Es gibt in der Medienbranche das bekannte Phänomen, dass schlecht gealterte, verbitterte, nach rechts gerutschte Autoren mitunter derart stur sind, dass Redakteure oder Lektoren, die deren Texte eigentlich verbessern sollten, einfach alles durchwinken. Um keine Zornesausbrüche über sich ergehen lassen zu müssen, sagen sie sich: Ach komm, das drucken wir weg, es steht schließlich nicht mein Name drüber.

Dies ist allerdings nur eine Theorie. Vielleicht existieren ganz andere Gründe für die grotesk vielen Fehler.
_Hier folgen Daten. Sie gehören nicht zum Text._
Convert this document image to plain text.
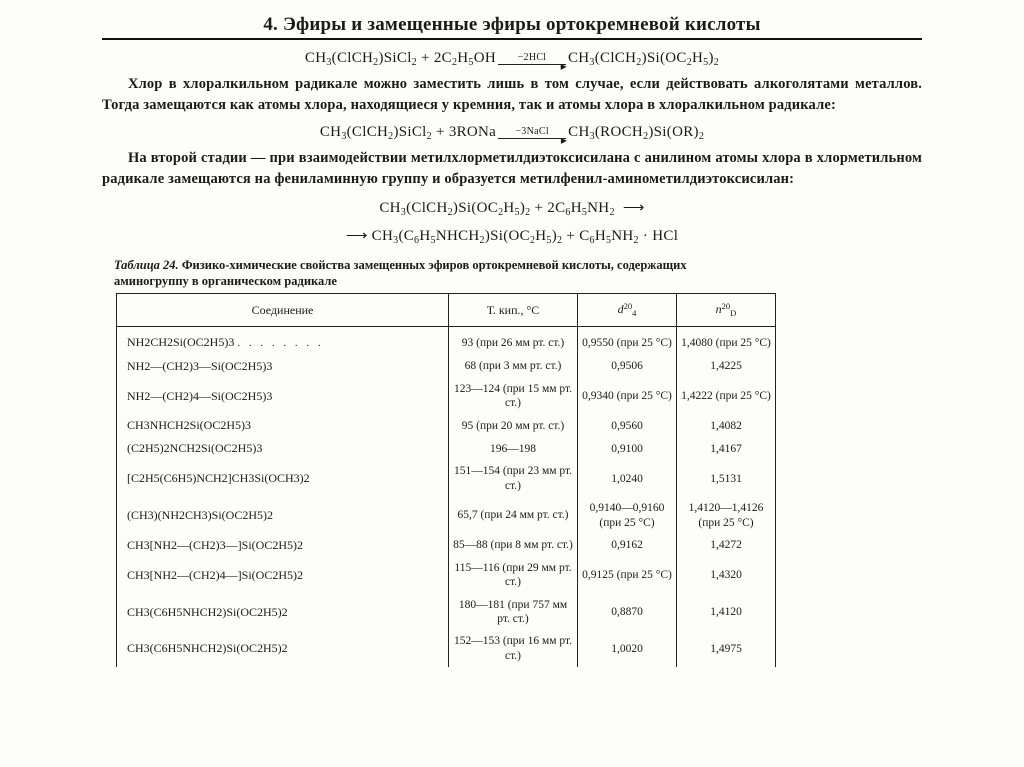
4. Эфиры и замещенные эфиры ортокремневой кислоты
$CH_3(ClCH_2)SiCl_2 + 2C_2H_5OH$	−2HCl
▸ $CH_3(ClCH_2)Si(OC_2H_5)_2$

Хлор в хлоралкильном радикале можно заместить лишь в том случае, если действовать алкоголятами металлов. Тогда замещаются как атомы хлора, находящиеся у кремния, так и атомы хлора в хлоралкильном радикале:

$CH_3(ClCH_2)SiCl_2$ + 3RONa	−3NaCl
▸ $CH_3(ROCH_2)Si(OR)_2$

На второй стадии — при взаимодействии метилхлорметилдиэтоксисилана с анилином атомы хлора в хлорметильном радикале замещаются на фениламинную группу и образуется метилфенил-аминометилдиэтоксисилан:

$CH_3(ClCH_2)Si(OC_2H_5)_2 + 2C_6H_5NH_2$  ⟶
⟶ $CH_3(C_6H_5NHCH_2)Si(OC_2H_5)_2 + C_6H_5NH_2$ · HCl
Таблица 24. Физико-химические свойства замещенных эфиров ортокремневой кислоты, содержащих аминогруппу в органическом радикале
Соединение	Т. кип., °C	$d^{20}_4$	$n^{20}_D$
NH2CH2Si(OC2H5)3 . . . . . . . .	93 (при 26 мм рт. ст.)	0,9550 (при 25 °C)	1,4080 (при 25 °C)
NH2—(CH2)3—Si(OC2H5)3	68 (при 3 мм рт. ст.)	0,9506	1,4225
NH2—(CH2)4—Si(OC2H5)3	123—124 (при 15 мм рт. ст.)	0,9340 (при 25 °C)	1,4222 (при 25 °C)
CH3NHCH2Si(OC2H5)3	95 (при 20 мм рт. ст.)	0,9560	1,4082
(C2H5)2NCH2Si(OC2H5)3	196—198	0,9100	1,4167
[C2H5(C6H5)NCH2]CH3Si(OCH3)2	151—154 (при 23 мм рт. ст.)	1,0240	1,5131
(CH3)(NH2CH3)Si(OC2H5)2	65,7 (при 24 мм рт. ст.)	0,9140—0,9160 (при 25 °C)	1,4120—1,4126 (при 25 °C)
CH3[NH2—(CH2)3—]Si(OC2H5)2	85—88 (при 8 мм рт. ст.)	0,9162	1,4272
CH3[NH2—(CH2)4—]Si(OC2H5)2	115—116 (при 29 мм рт. ст.)	0,9125 (при 25 °C)	1,4320
CH3(C6H5NHCH2)Si(OC2H5)2	180—181 (при 757 мм рт. ст.)	0,8870	1,4120
CH3(C6H5NHCH2)Si(OC2H5)2	152—153 (при 16 мм рт. ст.)	1,0020	1,4975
Ein bisschen bestürzt es zu sehen, wie tief Matthias Matussek in rechte Schwurbelwelten abgerutscht ist. Wie er den AfD-Sprech verinnerlicht hat, die Bundesrepublik für einen DDR-Obrigkeitsstaat hält, von ,,grünem Regierungsterror" fantasiert und Verschwörungslügen reproduziert. Man muss ihn fast dafür loben, dass er nicht auch noch über Chemtrails nachdenkt.

Immerhin wird deutlich, wie arg es Matthias Matussek schmerzt, dass er verstoßen wurde. Wie hart es ihn trifft, dass er öffentlich kritisiert wird, dass ihn Kurt Krömer in seiner Sendung vorführte und Jan Böhmermann ihm ein Lied schrieb. Dass so viele Weggefährten mit ihm brachen, weil sie seine rechten Ausfälle nicht tolerierten. Man spürt, wie unglücklich der Autor darüber ist, jetzt vor diesem Scherbenhaufen zu stehen, den er selbst verzapft hat.
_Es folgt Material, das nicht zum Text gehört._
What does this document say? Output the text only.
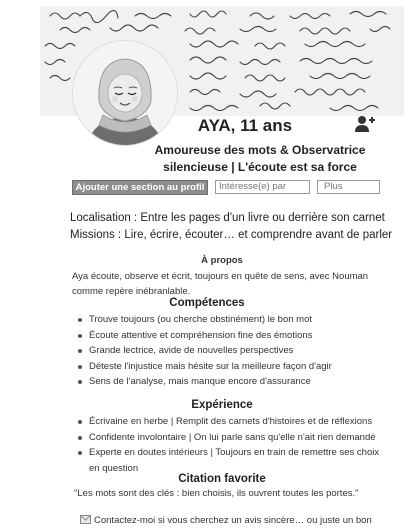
AYA, 11 ans
Amoureuse des mots & Observatrice
silencieuse | L'écoute est sa force
Ajouter une section au profil	Intéresse(e) par	Plus
Localisation : Entre les pages d'un livre ou derrière son carnet
Missions : Lire, écrire, écouter… et comprendre avant de parler
À propos
Aya écoute, observe et écrit, toujours en quête de sens, avec Nouman comme repère inébranlable.
Compétences
Trouve toujours (ou cherche obstinément) le bon mot
Écoute attentive et compréhension fine des émotions
Grande lectrice, avide de nouvelles perspectives
Déteste l'injustice mais hésite sur la meilleure façon d'agir
Sens de l'analyse, mais manque encore d'assurance
Expérience
Écrivaine en herbe | Remplit des carnets d'histoires et de réflexions
Confidente involontaire | On lui parle sans qu'elle n'ait rien demandé
Experte en doutes intérieurs | Toujours en train de remettre ses choix en question
Citation favorite
"Les mots sont des clés : bien choisis, ils ouvrent toutes les portes."
Contactez-moi si vous cherchez un avis sincère… ou juste un bon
Interessant ist auch zu erfahren, dass die meisten seiner Geschwister offenbar ein Problem mit seiner AfD-Nähe haben. Und was ihm sein Kumpel von der rechtsextremen Identitären Bewegung von seinen Dating-Problemen erzählt, ist ebenfalls erhellend. Nur sehr wenige Menschen wollen Sex mit Rechtsextremen haben, erfährt man. Dies sind die guten Momente des Buchs.

Eine fiktive Handlung gibt es in ,,Armageddon" übrigens auch. Mit ihr treibt Matussek seine eigene Opferinszenierung und Rechthaberei auf die Spitze: Ein linker Aktivist versucht, Rico Hausmann zu erschießen. Es klappt nicht. Als der Aktivist ihm nach 279 schleppenden Seiten auf einem Friedhof auflauert, mit dem Gewehr ansetzt und seinen Schuss abgibt, verletzt er Hausmann bloß. Der Angeschossene, der schon lange vor einem Attentat gewarnt hatte, überlebt, und die Polizei sieht nun endlich ein, dass sie die berechtigten Sorgen des klugen Autors früher ernst hätte nehmen sollen.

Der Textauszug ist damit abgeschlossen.